TL;DR
- Apple removed China’s two biggest gay dating apps — Blued and Finka — after a government order.
- LGBTQ people in China fear rising censorship and loss of essential community spaces.
- Android users can still download the apps from official sites; iOS users cannot.
- Scholars say the removals signal a harsher state attitude toward queer visibility.
- China has narrowed LGBTQ rights and public space despite growing public support.

APPLE YANKS CHINA’S BIGGEST GAY DATING APPS — AND QUEER CHINESE SAY THEY SAW IT COMING
Apple just pulled a gut punch on queer people in China — and it wasn’t even their call. At the direction of the Cyberspace Administration of China, two of the country’s biggest gay dating apps, Blued and Finka, vanished from Apple’s Chinese App Store overnight. One minute they were there; the next, poof — gone like they never existed.
For LGBTQ folks in China who already navigate an increasingly suffocating crackdown, the sudden disappearance wasn’t just an inconvenience. It was a warning flare.
Apple, ever diplomatic, confirmed the removal was “based on an order” from China’s cyberspace regulator. No explanation. No context. No transparency. Just a reminder of who really calls the shots when tech meets authoritarianism.
Android users can still download the apps directly from official websites — for now. But on iPhones, the storefront door is locked tight.
And that’s a big deal. Blued alone boasts 56 million registered users. In a country where LGBTQ groups are shuttered, Pride events are threatened, and queer representation gets digitally scrubbed, these apps are more than a place to flirt — they’re a lifeline.
“A FROG IN WARM WATER”
Across Chinese social platforms, the reactions were fast and fearful.
“We’re like a frog being boiled in warm water,” one user posted — a metaphor that hits uncomfortably close. The temperature has been rising for years: Pride events curtailed, advocacy groups shut down, textbooks edited to describe homosexuality as a disorder, queerness censored from TV and film.
Each step is small enough to deny. Together, they form a pattern no one can ignore.
Removing the country’s most popular queer apps? That’s not subtle anymore.
LGBTQ COMMUNITY CUT OFF FROM EACH OTHER
Digital culture expert Sam Chan didn’t sugarcoat it: these apps are “crucial” for queer men in China to find community, belonging, and connection. In a conservative society where many can’t be openly LGBTQ with family, work colleagues, or even friends, online spaces are often the only spaces.
Taking them away — or making them harder to access — isn’t just censorship. It’s isolation.
Chan says the move signals “a less tolerant stance by the state,” adding that many gay men saw apps like Blued and Finka as symbols of hope — proof that visibility was growing and acceptance might follow.
“Now, with these apps gone, that hope has been significantly diminished,” he said.
CHINA’S LGBTQ RIGHTS: ONE STEP FORWARD, FIVE STEPS BACK
China decriminalized homosexuality in 1997 and removed it from the list of mental illnesses in 2001. But legal protections?
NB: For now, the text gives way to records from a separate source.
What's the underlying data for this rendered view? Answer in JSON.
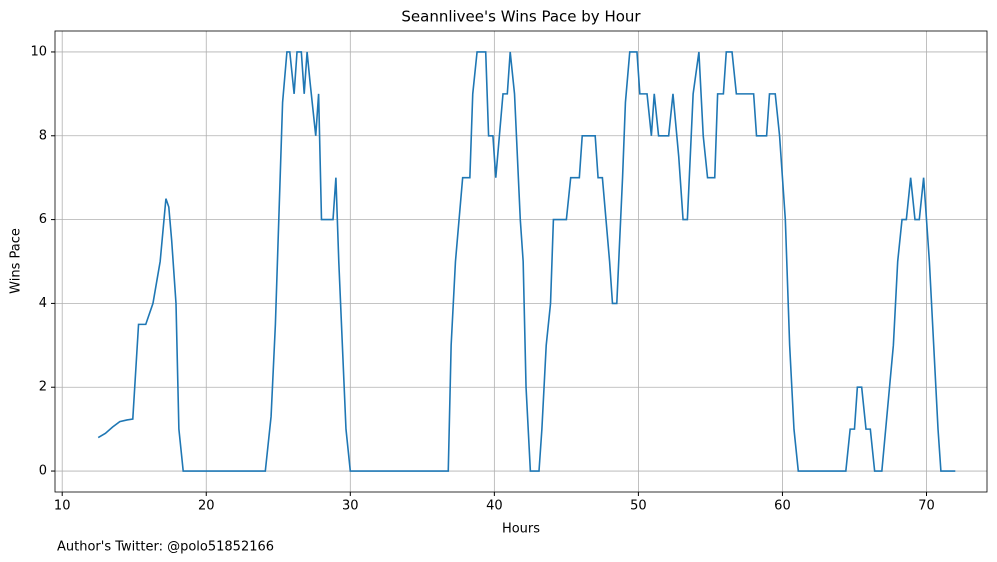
{
  "chart_data": {
    "type": "line",
    "title": "Seannlivee's Wins Pace by Hour",
    "xlabel": "Hours",
    "ylabel": "Wins Pace",
    "footnote": "Author's Twitter: @polo51852166",
    "grid": true,
    "xlim": [
      9.5,
      74.2
    ],
    "ylim": [
      -0.5,
      10.5
    ],
    "xticks": [
      10,
      20,
      30,
      40,
      50,
      60,
      70
    ],
    "yticks": [
      0,
      2,
      4,
      6,
      8,
      10
    ],
    "series": [
      {
        "color": "#1f77b4",
        "x": [
          12.5,
          13,
          13.5,
          14,
          14.5,
          14.9,
          15.3,
          15.8,
          16.3,
          16.8,
          17.2,
          17.4,
          17.6,
          17.9,
          18.1,
          18.4,
          24.1,
          24.5,
          24.8,
          25.3,
          25.6,
          25.8,
          26.1,
          26.3,
          26.6,
          26.8,
          27.0,
          27.2,
          27.6,
          27.8,
          28.0,
          28.8,
          29.0,
          29.2,
          29.7,
          30.0,
          36.8,
          37.0,
          37.3,
          37.8,
          38.3,
          38.5,
          38.8,
          39.4,
          39.6,
          39.9,
          40.1,
          40.6,
          40.9,
          41.1,
          41.4,
          41.8,
          42.0,
          42.2,
          42.5,
          43.1,
          43.3,
          43.6,
          43.9,
          44.1,
          45.0,
          45.3,
          45.9,
          46.1,
          47.0,
          47.2,
          47.5,
          48.0,
          48.2,
          48.5,
          48.9,
          49.1,
          49.4,
          49.9,
          50.1,
          50.6,
          50.9,
          51.1,
          51.4,
          52.1,
          52.4,
          52.8,
          53.1,
          53.4,
          53.8,
          54.2,
          54.5,
          54.8,
          55.3,
          55.5,
          55.9,
          56.1,
          56.5,
          56.8,
          58.0,
          58.2,
          58.9,
          59.1,
          59.5,
          59.8,
          60.2,
          60.5,
          60.8,
          61.1,
          64.4,
          64.7,
          65.0,
          65.2,
          65.5,
          65.8,
          66.1,
          66.4,
          66.9,
          67.3,
          67.7,
          68.0,
          68.3,
          68.6,
          68.9,
          69.2,
          69.5,
          69.8,
          70.2,
          70.5,
          70.8,
          71.0,
          72.0
        ],
        "values": [
          0.8,
          0.9,
          1.05,
          1.18,
          1.22,
          1.24,
          3.5,
          3.5,
          4.0,
          5.0,
          6.5,
          6.3,
          5.5,
          4.0,
          1.0,
          0,
          0,
          1.3,
          3.5,
          8.8,
          10,
          10,
          9,
          10,
          10,
          9,
          10,
          9.3,
          8,
          9,
          6,
          6,
          7,
          5,
          1,
          0,
          0,
          3,
          5,
          7,
          7,
          9,
          10,
          10,
          8,
          8,
          7,
          9,
          9,
          10,
          9,
          6,
          5,
          2,
          0,
          0,
          1,
          3,
          4,
          6,
          6,
          7,
          7,
          8,
          8,
          7,
          7,
          5,
          4,
          4,
          7,
          8.8,
          10,
          10,
          9,
          9,
          8,
          9,
          8,
          8,
          9,
          7.5,
          6,
          6,
          9,
          10,
          8,
          7,
          7,
          9,
          9,
          10,
          10,
          9,
          9,
          8,
          8,
          9,
          9,
          8,
          6,
          3,
          1,
          0,
          0,
          1,
          1,
          2,
          2,
          1,
          1,
          0,
          0,
          1.5,
          3,
          5,
          6,
          6,
          7,
          6,
          6,
          7,
          5,
          3,
          1,
          0,
          0
        ]
      }
    ]
  }
}
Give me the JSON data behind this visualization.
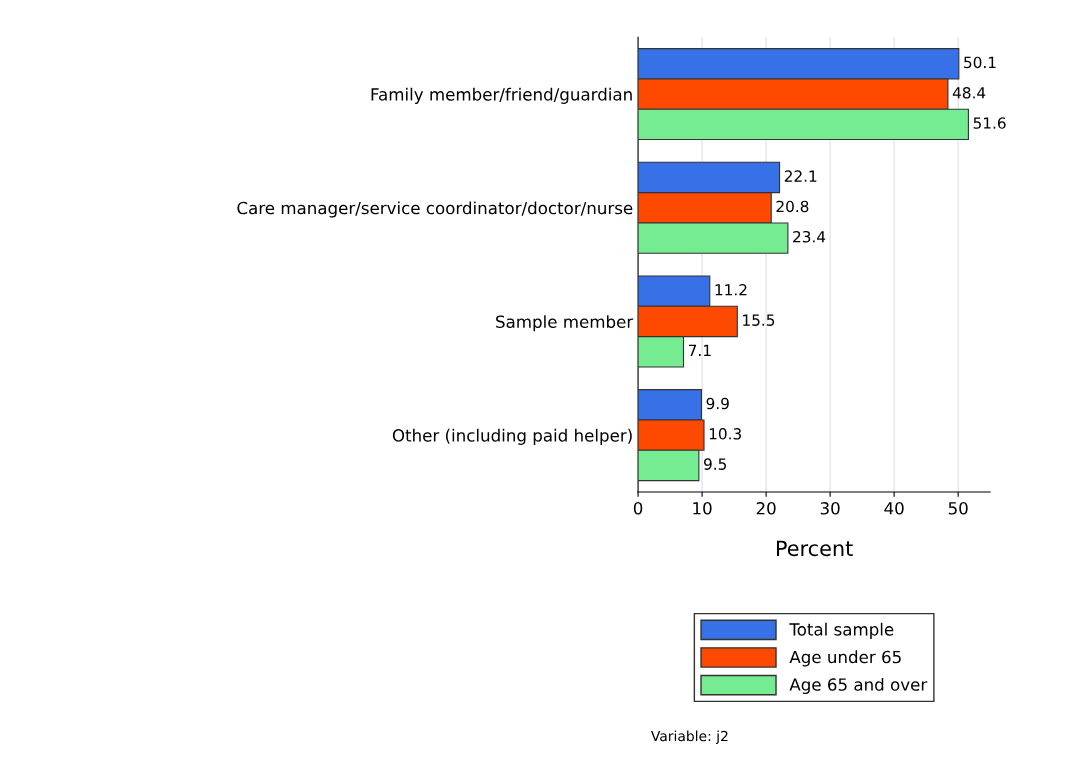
{
  "chart_data": {
    "type": "bar",
    "orientation": "horizontal",
    "categories": [
      "Family member/friend/guardian",
      "Care manager/service coordinator/doctor/nurse",
      "Sample member",
      "Other (including paid helper)"
    ],
    "series": [
      {
        "name": "Total sample",
        "color": "#3771e8",
        "values": [
          50.1,
          22.1,
          11.2,
          9.9
        ]
      },
      {
        "name": "Age under 65",
        "color": "#fd4a00",
        "values": [
          48.4,
          20.8,
          15.5,
          10.3
        ]
      },
      {
        "name": "Age 65 and over",
        "color": "#75ec91",
        "values": [
          51.6,
          23.4,
          7.1,
          9.5
        ]
      }
    ],
    "xlabel": "Percent",
    "xlim": [
      0,
      55
    ],
    "xticks": [
      0,
      10,
      20,
      30,
      40,
      50
    ],
    "grid": "x",
    "legend": "bottom",
    "data_labels": true,
    "annotations": [
      "Variable: j2"
    ]
  }
}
Zero. Same-sex marriage? Still banned. Censorship of LGBTQ themes? Bigger than ever.
Just this fall, a movie featuring a same-sex wedding had one groom digitally transformed into a woman for Chinese audiences — a sci-fi-level erasure, but one China’s censors were happy to approve.
Meanwhile, public opinion is actually shifting toward support. Surveys show younger generations in particular are increasingly LGBTQ-affirming. But the government? Moving in the opposite direction.
THE LGBTQ IMPACT: WHEN APPS DISAPPEAR, SO DO SAFE SPACES
For many queer Chinese people, Blued and Finka were the closest thing to a public square — or even a family. Losing access means losing community, privacy, dating, safety, and visibility all at once.
What’s left is fear: fear of scrutiny, of punishment, of censorship so normalized that secrecy becomes the norm.
And secrecy is exactly where queer people are most vulnerable.
THE BOTTOM LINE
Apple says it follows the laws where it operates. But when those laws silence an already marginalized community, tech companies are no longer neutral players — they’re conduits of repression.
China’s LGBTQ population didn’t just lose two apps. They lost a piece of freedom, visibility, and connection that’s harder and harder to find.
And the message is unmistakable: in 2025, being queer in China isn’t illegal. It’s simply being erased.